There are definitely cases of responses with an EGFR TKI after someone has progressed after time off of it, though we really haven’t had any systematic studies of the question. We didn’t get any definitive answers from this year’s ASCO, but we did at least get a couple of reports that looked retrospectively at populations that could help us think about the question with a little more insight.
One of these was presented by Dr. Stephanie Heon from the Dana Farber Cancer Institute and pooled patient results from the other Harvard hospitals Brigham & Women’s Hospital, & Massachusetts General Hospital as well. They looked at a cohort of 24 patients collected from a period extending back nearly a whole decade (9.5 yrs) who had an activating EGFR mutation and who had been retreated with an EGFR TKI after a break from it. In this group, the investigators saw a response rate of 4% (1 patient of the 24), though 2/3 demonstrated at least stable disease initially. They saw a progression-free survival (PFS) of 3.3 months for the retreatment, which is the same PFS seen with afatinib in the LUX-Lung1 trial in patients previously treated with an EGFR TKI. As we might expect, the patients off of an EGFR TKI for a longer interval, in this case longer than the median of 5 months, had a longer PFS (4.4 vs. 1.9 months) than those off of an EGFR TKI for just a very brief interval.
Investigators from Kobe, Japan also reviewed the benefit of retreatment with an EGFR TKI, studying 73 patients with an EGFR mutation who had developed progression. They compared the overall survival (OS) for the 56 retreated with an EGFR TKI with the outcomes of the 17 who did not. These investigators noted that the patients who went back onto EGFR TKI therapy had a significantly longer OSl (with a more than doubling of the median OS, from 10.4 mo to 22.6 months). Moreover, this variable was among the most significant ones in a multivariate analysis of factors that could potentially be associated with OS. Unlike the Boston series, their population didn’t demonstrate a significant association of greater benefit with the length of the interval off of EGFR TKI; however, the median interval here was only 34 days. Several patients were actually off treatment for only a few weeks as they received radiation for new brain metastases. So with such a short interval for many of these patients off of an EGFR TKI, I’m not sure this really addresses the question of the value of retreatment after potential resensitization to the EGFR TKI; instead, if a patient goes back after just 2-3 weeks off, this may just underscore that there is still value in the targeted therapy after the first signs of progression (i.e., not really very different from the “treat beyond progression” concept that I described in my last post).

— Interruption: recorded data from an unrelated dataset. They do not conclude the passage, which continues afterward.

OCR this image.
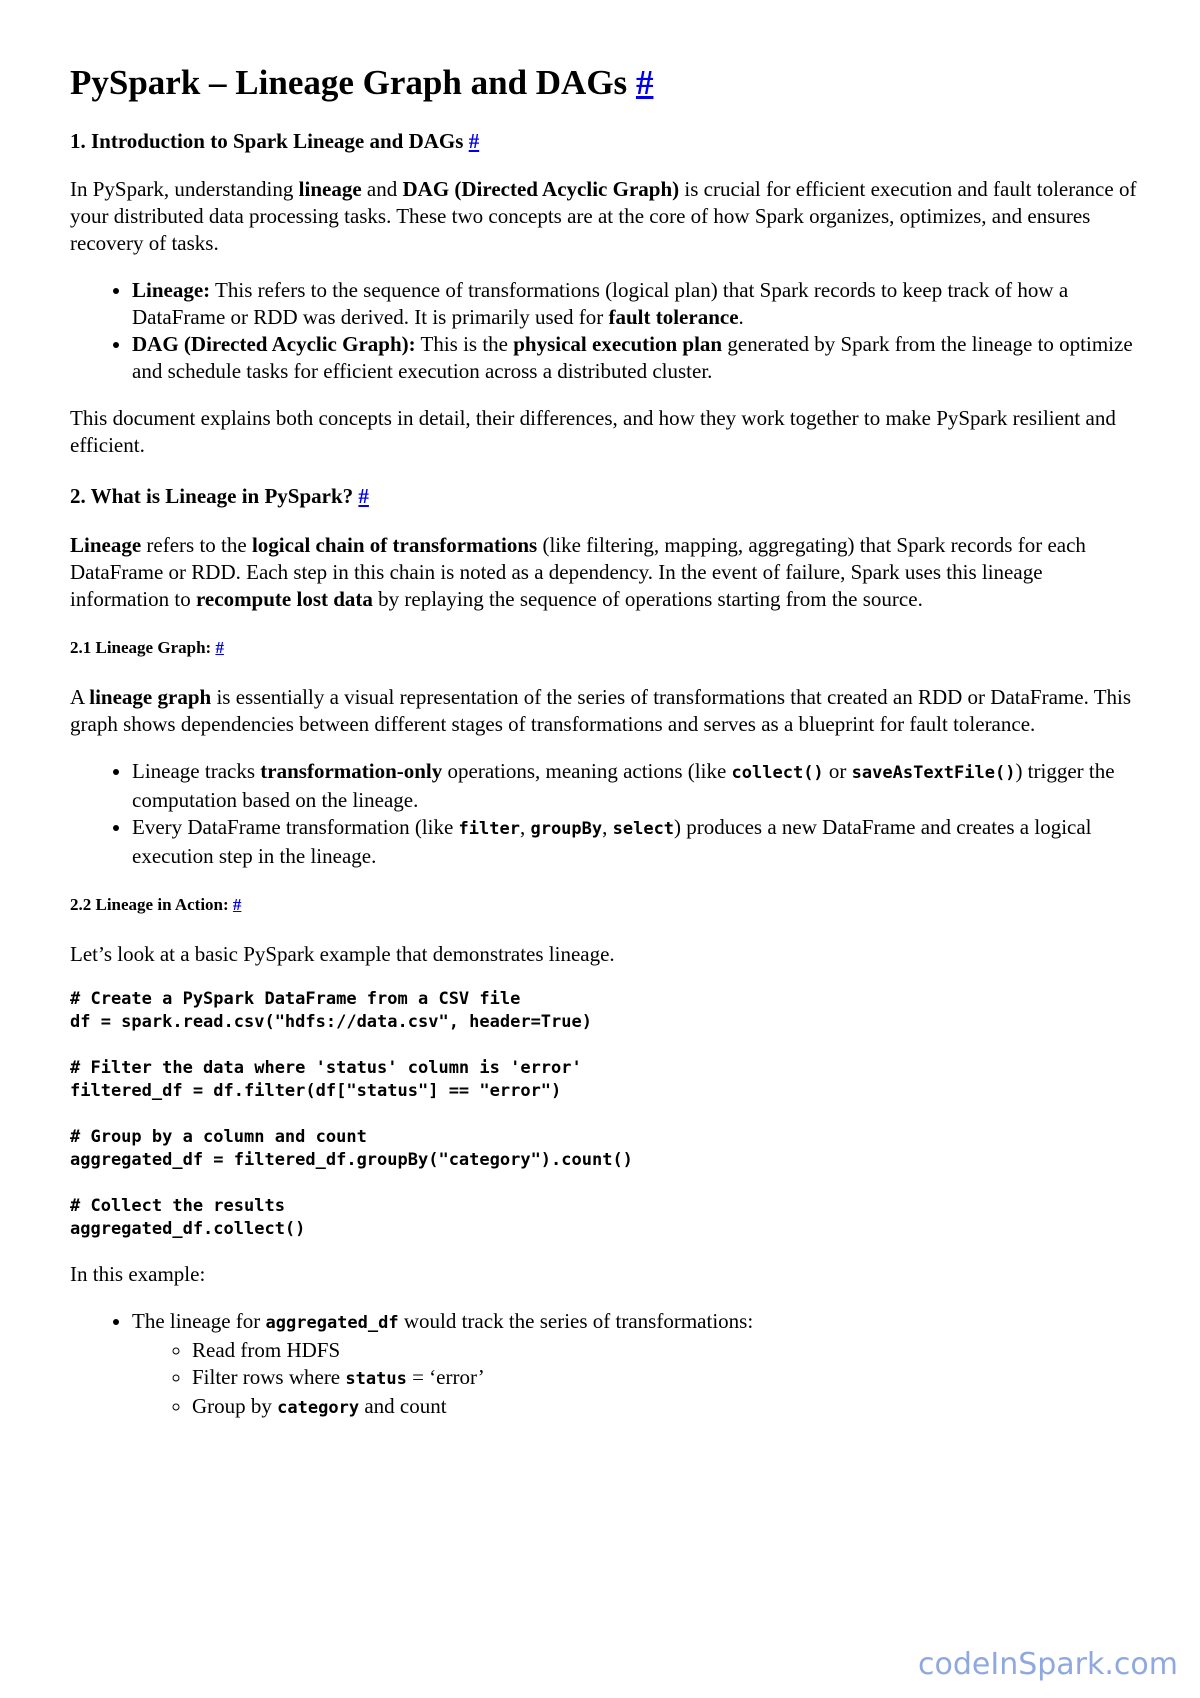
PySpark – Lineage Graph and DAGs #
1. Introduction to Spark Lineage and DAGs #

In PySpark, understanding lineage and DAG (Directed Acyclic Graph) is crucial for efficient execution and fault tolerance of your distributed data processing tasks. These two concepts are at the core of how Spark organizes, optimizes, and ensures recovery of tasks.

• Lineage: This refers to the sequence of transformations (logical plan) that Spark records to keep track of how a DataFrame or RDD was derived. It is primarily used for fault tolerance.
• DAG (Directed Acyclic Graph): This is the physical execution plan generated by Spark from the lineage to optimize and schedule tasks for efficient execution across a distributed cluster.

This document explains both concepts in detail, their differences, and how they work together to make PySpark resilient and efficient.

2. What is Lineage in PySpark? #

Lineage refers to the logical chain of transformations (like filtering, mapping, aggregating) that Spark records for each DataFrame or RDD. Each step in this chain is noted as a dependency. In the event of failure, Spark uses this lineage information to recompute lost data by replaying the sequence of operations starting from the source.

2.1 Lineage Graph: #

A lineage graph is essentially a visual representation of the series of transformations that created an RDD or DataFrame. This graph shows dependencies between different stages of transformations and serves as a blueprint for fault tolerance.

• Lineage tracks transformation-only operations, meaning actions (like collect() or saveAsTextFile()) trigger the computation based on the lineage.
• Every DataFrame transformation (like filter, groupBy, select) produces a new DataFrame and creates a logical execution step in the lineage.
2.2 Lineage in Action: #

Let’s look at a basic PySpark example that demonstrates lineage.

# Create a PySpark DataFrame from a CSV file
df = spark.read.csv("hdfs://data.csv", header=True)
# Filter the data where 'status' column is 'error'
filtered_df = df.filter(df["status"] == "error")
# Group by a column and count
aggregated_df = filtered_df.groupBy("category").count()
# Collect the results
aggregated_df.collect()

In this example:

• The lineage for aggregated_df would track the series of transformations:
◦ Read from HDFS
◦ Filter rows where status = ‘error’
◦ Group by category and count
codeInSpark.com
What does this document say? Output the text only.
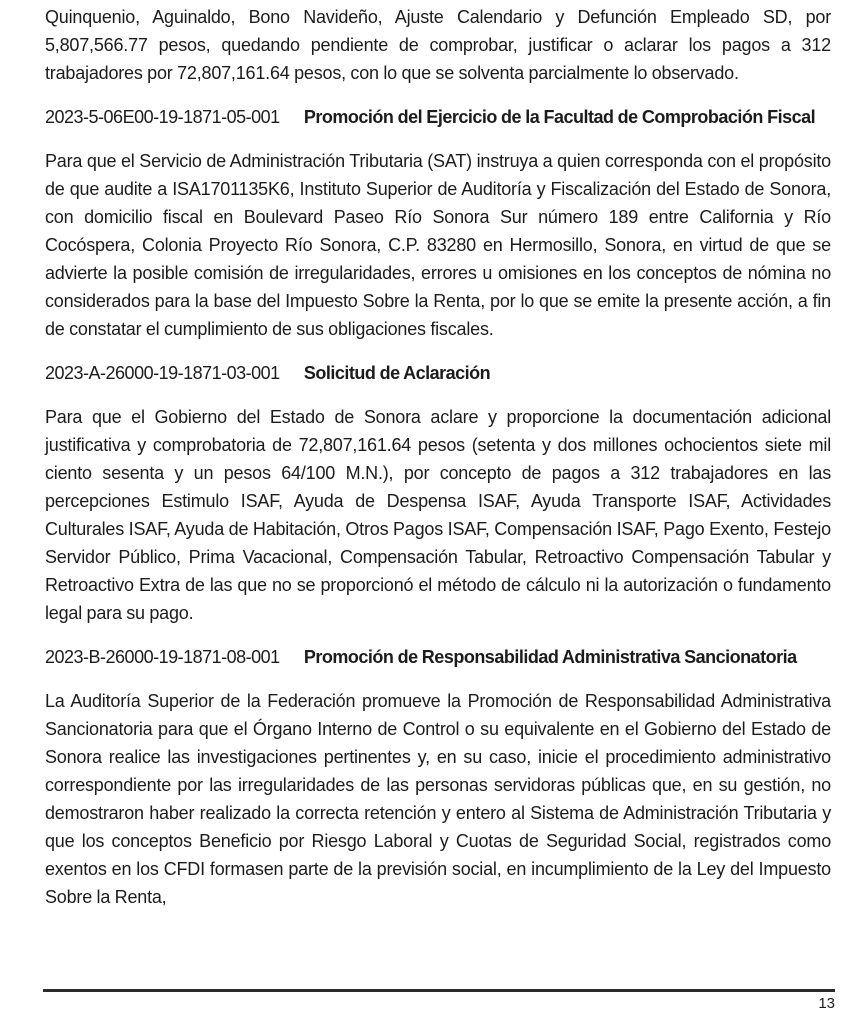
Quinquenio, Aguinaldo, Bono Navideño, Ajuste Calendario y Defunción Empleado SD, por 5,807,566.77 pesos, quedando pendiente de comprobar, justificar o aclarar los pagos a 312 trabajadores por 72,807,161.64 pesos, con lo que se solventa parcialmente lo observado.

2023-5-06E00-19-1871-05-001 Promoción del Ejercicio de la Facultad de Comprobación Fiscal

Para que el Servicio de Administración Tributaria (SAT) instruya a quien corresponda con el propósito de que audite a ISA1701135K6, Instituto Superior de Auditoría y Fiscalización del Estado de Sonora, con domicilio fiscal en Boulevard Paseo Río Sonora Sur número 189 entre California y Río Cocóspera, Colonia Proyecto Río Sonora, C.P. 83280 en Hermosillo, Sonora, en virtud de que se advierte la posible comisión de irregularidades, errores u omisiones en los conceptos de nómina no considerados para la base del Impuesto Sobre la Renta, por lo que se emite la presente acción, a fin de constatar el cumplimiento de sus obligaciones fiscales.

2023-A-26000-19-1871-03-001 Solicitud de Aclaración

Para que el Gobierno del Estado de Sonora aclare y proporcione la documentación adicional justificativa y comprobatoria de 72,807,161.64 pesos (setenta y dos millones ochocientos siete mil ciento sesenta y un pesos 64/100 M.N.), por concepto de pagos a 312 trabajadores en las percepciones Estimulo ISAF, Ayuda de Despensa ISAF, Ayuda Transporte ISAF, Actividades Culturales ISAF, Ayuda de Habitación, Otros Pagos ISAF, Compensación ISAF, Pago Exento, Festejo Servidor Público, Prima Vacacional, Compensación Tabular, Retroactivo Compensación Tabular y Retroactivo Extra de las que no se proporcionó el método de cálculo ni la autorización o fundamento legal para su pago.

2023-B-26000-19-1871-08-001 Promoción de Responsabilidad Administrativa Sancionatoria

La Auditoría Superior de la Federación promueve la Promoción de Responsabilidad Administrativa Sancionatoria para que el Órgano Interno de Control o su equivalente en el Gobierno del Estado de Sonora realice las investigaciones pertinentes y, en su caso, inicie el procedimiento administrativo correspondiente por las irregularidades de las personas servidoras públicas que, en su gestión, no demostraron haber realizado la correcta retención y entero al Sistema de Administración Tributaria y que los conceptos Beneficio por Riesgo Laboral y Cuotas de Seguridad Social, registrados como exentos en los CFDI formasen parte de la previsión social, en incumplimiento de la Ley del Impuesto Sobre la Renta,

13
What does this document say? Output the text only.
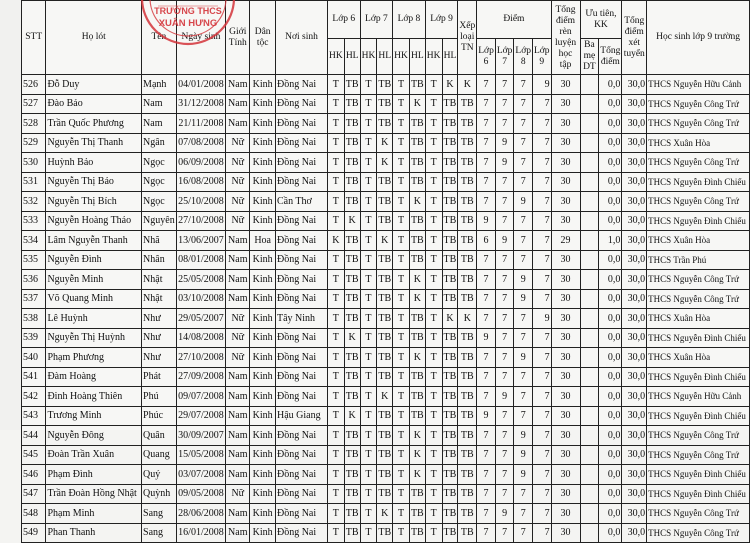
STT	Họ lót	Tên	Ngày sinh	Giới Tính	Dân tộc	Nơi sinh	Lớp 6		Lớp 7		Lớp 8		Lớp 9		Xếp loại TN	Điểm				Tổng điểm rèn luyện học tập	Ưu tiên, KK		Tổng điểm xét tuyển	Học sinh lớp 9 trường
							HK	HL	HK	HL	HK	HL	HK	HL		Lớp 6	Lớp 7	Lớp 8	Lớp 9		Ba mẹ DT	Tổng điểm		
526	Đỗ Duy	Mạnh	04/01/2008	Nam	Kinh	Đồng Nai	T	TB	T	TB	T	TB	T	K	K	7	7	7	9	30		0,0	30,0	THCS Nguyễn Hữu Cảnh
527	Đào Bảo	Nam	31/12/2008	Nam	Kinh	Đồng Nai	T	TB	T	TB	T	K	T	TB	TB	7	7	7	7	30		0,0	30,0	THCS Nguyễn Công Trứ
528	Trần Quốc Phương	Nam	21/11/2008	Nam	Kinh	Đồng Nai	T	TB	T	TB	T	TB	T	TB	TB	7	7	7	7	30		0,0	30,0	THCS Nguyễn Công Trứ
529	Nguyễn Thị Thanh	Ngân	07/08/2008	Nữ	Kinh	Đồng Nai	T	TB	T	K	T	TB	T	TB	TB	7	9	7	7	30		0,0	30,0	THCS Xuân Hòa
530	Huỳnh Bảo	Ngọc	06/09/2008	Nữ	Kinh	Đồng Nai	T	TB	T	K	T	TB	T	TB	TB	7	9	7	7	30		0,0	30,0	THCS Nguyễn Công Trứ
531	Nguyễn Thị Bảo	Ngọc	16/08/2008	Nữ	Kinh	Đồng Nai	T	TB	T	TB	T	TB	T	TB	TB	7	7	7	7	30		0,0	30,0	THCS Nguyễn Đình Chiểu
532	Nguyễn Thị Bích	Ngọc	25/10/2008	Nữ	Kinh	Cần Thơ	T	TB	T	TB	T	K	T	TB	TB	7	7	9	7	30		0,0	30,0	THCS Nguyễn Công Trứ
533	Nguyễn Hoàng Thảo	Nguyên	27/10/2008	Nữ	Kinh	Đồng Nai	T	K	T	TB	T	TB	T	TB	TB	9	7	7	7	30		0,0	30,0	THCS Nguyễn Đình Chiểu
534	Lâm Nguyễn Thanh	Nhã	13/06/2007	Nam	Hoa	Đồng Nai	K	TB	T	K	T	TB	T	TB	TB	6	9	7	7	29		1,0	30,0	THCS Xuân Hòa
535	Nguyễn Đình	Nhân	08/01/2008	Nam	Kinh	Đồng Nai	T	TB	T	TB	T	TB	T	TB	TB	7	7	7	7	30		0,0	30,0	THCS Trần Phú
536	Nguyễn Minh	Nhật	25/05/2008	Nam	Kinh	Đồng Nai	T	TB	T	TB	T	K	T	TB	TB	7	7	9	7	30		0,0	30,0	THCS Nguyễn Công Trứ
537	Võ Quang Minh	Nhật	03/10/2008	Nam	Kinh	Đồng Nai	T	TB	T	TB	T	K	T	TB	TB	7	7	9	7	30		0,0	30,0	THCS Nguyễn Công Trứ
538	Lê Huỳnh	Như	29/05/2007	Nữ	Kinh	Tây Ninh	T	TB	T	TB	T	TB	T	K	K	7	7	7	9	30		0,0	30,0	THCS Xuân Hòa
539	Nguyễn Thị Huỳnh	Như	14/08/2008	Nữ	Kinh	Đồng Nai	T	K	T	TB	T	TB	T	TB	TB	9	7	7	7	30		0,0	30,0	THCS Nguyễn Đình Chiểu
540	Phạm Phương	Như	27/10/2008	Nữ	Kinh	Đồng Nai	T	TB	T	TB	T	K	T	TB	TB	7	7	9	7	30		0,0	30,0	THCS Xuân Hòa
541	Đàm Hoàng	Phát	27/09/2008	Nam	Kinh	Đồng Nai	T	TB	T	TB	T	TB	T	TB	TB	7	7	7	7	30		0,0	30,0	THCS Nguyễn Đình Chiểu
542	Đinh Hoàng Thiên	Phú	09/07/2008	Nam	Kinh	Đồng Nai	T	TB	T	K	T	TB	T	TB	TB	7	9	7	7	30		0,0	30,0	THCS Nguyễn Hữu Cảnh
543	Trương Minh	Phúc	29/07/2008	Nam	Kinh	Hậu Giang	T	K	T	TB	T	TB	T	TB	TB	9	7	7	7	30		0,0	30,0	THCS Nguyễn Đình Chiểu
544	Nguyễn Đông	Quân	30/09/2007	Nam	Kinh	Đồng Nai	T	TB	T	TB	T	K	T	TB	TB	7	7	9	7	30		0,0	30,0	THCS Nguyễn Công Trứ
545	Đoàn Trần Xuân	Quang	15/05/2008	Nam	Kinh	Đồng Nai	T	TB	T	TB	T	K	T	TB	TB	7	7	9	7	30		0,0	30,0	THCS Nguyễn Công Trứ
546	Phạm Đình	Quý	03/07/2008	Nam	Kinh	Đồng Nai	T	TB	T	TB	T	K	T	TB	TB	7	7	9	7	30		0,0	30,0	THCS Nguyễn Đình Chiểu
547	Trần Đoàn Hồng Nhật	Quỳnh	09/05/2008	Nữ	Kinh	Đồng Nai	T	TB	T	TB	T	TB	T	TB	TB	7	7	7	7	30		0,0	30,0	THCS Nguyễn Đình Chiểu
548	Phạm Minh	Sang	28/06/2008	Nam	Kinh	Đồng Nai	T	TB	T	K	T	TB	T	TB	TB	7	9	7	7	30		0,0	30,0	THCS Nguyễn Công Trứ
549	Phan Thanh	Sang	16/01/2008	Nam	Kinh	Đồng Nai	T	TB	T	TB	T	TB	T	TB	TB	7	7	7	7	30		0,0	30,0	THCS Nguyễn Công Trứ
TRƯỜNG THCS
XUÂN HƯNG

In the end of that last post, I also described a trial being led by Dr. Leora Horn that will include retreating patients with acquired resistance with an EGFR TKI after progression on chemo alone. Therefore, this trial will directly and prospectively test “ongoing treatment beyond progression” with “retreatment after a break”. But whichever of these strategies might be best, I think it’s telling that they both include continuing the targeted therapy in some way after initial progression, highlighting the growing consensus among the experts that you often don’t exhaust the benefit of a targeted therapy at that early point of first progression. For now, my personal strategy in this kind of setting is to recommend continuing the targeted therapy if the progression is relatively slow and the disease burden is less than the person started with, but to discontinue it and consider trying retreatment later if we’re seeing more rapid progression.
But that perspective can be modified by actual data to address this question, and we’re starting to do those trials now.